According to evidence read into the record at the Apr. 26 LSRC commission, the race-fixing charges were later dropped by the prosecutor, but the charges related to the shocking device resulted in felony convictions for the Patin brothers (the status of Conyers' case was not a part of Tuesday's proceedings).
“Evidence in two separate races on July 4, 2015, revealed that the [Patins] possessed hand held shocking devices,” a state police press release had stated at the time of the arrests.
Initially, the commission-level adjudication of the Patin brothers' licensure came up at the January 2022 LSRC meeting.
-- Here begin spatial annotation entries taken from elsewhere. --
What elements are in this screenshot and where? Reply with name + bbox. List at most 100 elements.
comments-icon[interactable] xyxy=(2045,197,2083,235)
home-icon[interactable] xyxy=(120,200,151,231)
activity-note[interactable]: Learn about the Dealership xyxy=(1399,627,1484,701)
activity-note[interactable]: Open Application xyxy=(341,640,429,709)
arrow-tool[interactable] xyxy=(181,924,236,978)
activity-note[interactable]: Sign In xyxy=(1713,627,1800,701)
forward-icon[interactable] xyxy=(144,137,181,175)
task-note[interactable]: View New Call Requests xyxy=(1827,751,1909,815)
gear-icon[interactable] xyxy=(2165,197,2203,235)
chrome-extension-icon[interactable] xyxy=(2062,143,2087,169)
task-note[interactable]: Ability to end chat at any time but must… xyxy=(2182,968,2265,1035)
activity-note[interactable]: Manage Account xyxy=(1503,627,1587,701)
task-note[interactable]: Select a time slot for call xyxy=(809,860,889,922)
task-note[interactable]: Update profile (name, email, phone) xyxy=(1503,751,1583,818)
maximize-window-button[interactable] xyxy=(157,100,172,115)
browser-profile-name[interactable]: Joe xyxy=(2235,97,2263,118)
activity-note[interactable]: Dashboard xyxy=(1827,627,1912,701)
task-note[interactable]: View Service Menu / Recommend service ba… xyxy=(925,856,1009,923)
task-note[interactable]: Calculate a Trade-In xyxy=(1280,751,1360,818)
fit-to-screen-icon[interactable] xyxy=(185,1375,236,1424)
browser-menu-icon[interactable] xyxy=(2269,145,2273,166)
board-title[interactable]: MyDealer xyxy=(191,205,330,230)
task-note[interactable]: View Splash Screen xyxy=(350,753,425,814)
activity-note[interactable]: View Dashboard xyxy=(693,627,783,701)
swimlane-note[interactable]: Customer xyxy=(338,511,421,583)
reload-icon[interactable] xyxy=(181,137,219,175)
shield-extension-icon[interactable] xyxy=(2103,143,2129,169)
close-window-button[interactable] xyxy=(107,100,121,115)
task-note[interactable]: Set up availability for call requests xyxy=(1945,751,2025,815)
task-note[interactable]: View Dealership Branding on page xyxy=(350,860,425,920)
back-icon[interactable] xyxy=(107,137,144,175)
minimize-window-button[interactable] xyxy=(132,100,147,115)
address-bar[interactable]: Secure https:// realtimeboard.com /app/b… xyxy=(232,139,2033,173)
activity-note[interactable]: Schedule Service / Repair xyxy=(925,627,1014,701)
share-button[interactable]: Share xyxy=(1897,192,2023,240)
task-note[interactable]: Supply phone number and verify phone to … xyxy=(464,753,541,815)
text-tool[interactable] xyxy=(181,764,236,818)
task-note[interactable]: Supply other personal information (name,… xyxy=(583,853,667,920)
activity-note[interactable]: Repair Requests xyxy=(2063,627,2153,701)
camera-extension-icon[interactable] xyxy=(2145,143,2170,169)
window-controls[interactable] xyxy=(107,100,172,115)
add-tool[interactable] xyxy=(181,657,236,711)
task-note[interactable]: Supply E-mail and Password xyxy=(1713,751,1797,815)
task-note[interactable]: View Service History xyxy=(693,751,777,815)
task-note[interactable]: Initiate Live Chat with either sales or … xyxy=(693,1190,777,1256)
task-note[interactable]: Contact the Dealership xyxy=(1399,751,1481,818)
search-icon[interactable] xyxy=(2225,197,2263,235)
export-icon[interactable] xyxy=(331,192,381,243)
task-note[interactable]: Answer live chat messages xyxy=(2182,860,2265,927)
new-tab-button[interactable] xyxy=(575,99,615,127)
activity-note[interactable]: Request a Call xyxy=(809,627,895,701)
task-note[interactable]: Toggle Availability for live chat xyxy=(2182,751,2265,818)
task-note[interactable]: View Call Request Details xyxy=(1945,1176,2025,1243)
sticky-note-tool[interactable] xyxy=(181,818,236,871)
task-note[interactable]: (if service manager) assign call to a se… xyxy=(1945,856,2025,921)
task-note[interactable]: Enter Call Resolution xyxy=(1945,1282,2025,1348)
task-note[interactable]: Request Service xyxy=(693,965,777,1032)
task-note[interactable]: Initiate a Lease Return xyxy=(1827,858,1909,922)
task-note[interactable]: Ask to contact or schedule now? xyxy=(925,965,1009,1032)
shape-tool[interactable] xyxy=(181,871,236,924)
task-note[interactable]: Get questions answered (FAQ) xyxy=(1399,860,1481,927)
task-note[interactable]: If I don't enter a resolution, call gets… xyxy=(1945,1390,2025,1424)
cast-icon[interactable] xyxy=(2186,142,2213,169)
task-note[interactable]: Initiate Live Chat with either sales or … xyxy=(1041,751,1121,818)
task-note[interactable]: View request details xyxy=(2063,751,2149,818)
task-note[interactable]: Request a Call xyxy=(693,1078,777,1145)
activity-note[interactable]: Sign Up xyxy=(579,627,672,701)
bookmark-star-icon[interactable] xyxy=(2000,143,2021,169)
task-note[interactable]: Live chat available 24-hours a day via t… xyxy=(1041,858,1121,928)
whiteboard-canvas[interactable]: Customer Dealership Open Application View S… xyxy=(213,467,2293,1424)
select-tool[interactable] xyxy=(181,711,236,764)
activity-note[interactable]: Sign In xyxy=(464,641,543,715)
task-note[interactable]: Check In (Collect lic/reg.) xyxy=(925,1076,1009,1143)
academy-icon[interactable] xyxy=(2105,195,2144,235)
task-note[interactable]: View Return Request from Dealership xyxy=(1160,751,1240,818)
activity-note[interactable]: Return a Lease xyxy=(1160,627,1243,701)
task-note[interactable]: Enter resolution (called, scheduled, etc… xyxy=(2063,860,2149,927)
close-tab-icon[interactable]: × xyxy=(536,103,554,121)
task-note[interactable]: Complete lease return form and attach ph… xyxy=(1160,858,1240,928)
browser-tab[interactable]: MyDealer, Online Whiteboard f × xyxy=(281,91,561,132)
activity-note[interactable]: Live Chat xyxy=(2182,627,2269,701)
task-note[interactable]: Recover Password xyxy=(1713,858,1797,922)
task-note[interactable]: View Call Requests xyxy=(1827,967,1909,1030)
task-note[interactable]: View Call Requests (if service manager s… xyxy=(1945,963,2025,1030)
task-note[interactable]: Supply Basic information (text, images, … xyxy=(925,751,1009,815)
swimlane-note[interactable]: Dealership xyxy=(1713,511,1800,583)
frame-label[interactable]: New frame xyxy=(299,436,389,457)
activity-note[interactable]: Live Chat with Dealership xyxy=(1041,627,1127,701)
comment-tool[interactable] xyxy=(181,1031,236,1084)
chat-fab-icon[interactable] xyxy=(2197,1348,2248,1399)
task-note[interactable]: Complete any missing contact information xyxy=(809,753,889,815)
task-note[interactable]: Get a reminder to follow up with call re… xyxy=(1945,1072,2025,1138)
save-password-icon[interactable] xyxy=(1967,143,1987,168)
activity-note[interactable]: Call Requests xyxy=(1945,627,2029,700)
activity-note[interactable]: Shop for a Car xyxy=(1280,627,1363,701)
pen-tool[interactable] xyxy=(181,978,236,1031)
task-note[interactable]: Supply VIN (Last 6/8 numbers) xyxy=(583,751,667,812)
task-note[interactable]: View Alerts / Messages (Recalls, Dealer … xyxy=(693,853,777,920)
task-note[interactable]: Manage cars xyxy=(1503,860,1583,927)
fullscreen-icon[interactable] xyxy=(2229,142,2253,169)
At that time, Billy agreed to a lifetime ban as a jockey. But, having already completed his probation and having received a first-time-offender pardon, he wanted the commission's approval to go back to work as an exercise rider. That request was tabled until April's meeting, as was the entire matter of Joe's jockey license adjudication.
Now fast-forward to Tuesday, when Joe Patin's adjudication first came back up. He at first could not be located, even though LSRC members and staffers had initially seen him enter the meeting room.
So Joe's case got pushed back until after a brief recess while the LSRC attempted to figure out if he was going to speak on his own behalf or be represented by the attorney that Billy had retained.
The commission then moved on to other business and eventually heard Billy's request for exercise rider licensure. After Delahoussaye's terse comments, a motion was quickly made to deny Billy Patin the privilege of going to work exercising horses. It passed via voice vote with one (or possibly two–it was difficult to hear amid crosstalk) commissioners voting “no.”
Joe's case was then called for the second time. He had been located during the timeout and it was affirmed that he would not be sharing a lawyer with his brother. But an attorney speaking on behalf of the LSRC seemed newly flustered in noting that–once again–the older Patin had apparently pulled another disappearing act without notifying anyone on the commission.
Without Joe Patin being in the room to answer to the allegations, the LSRC–on the basis of Joe having been convicted of the same electrical-device crimes as Billy–voted unanimously to give him the same lifetime ban as a jockey.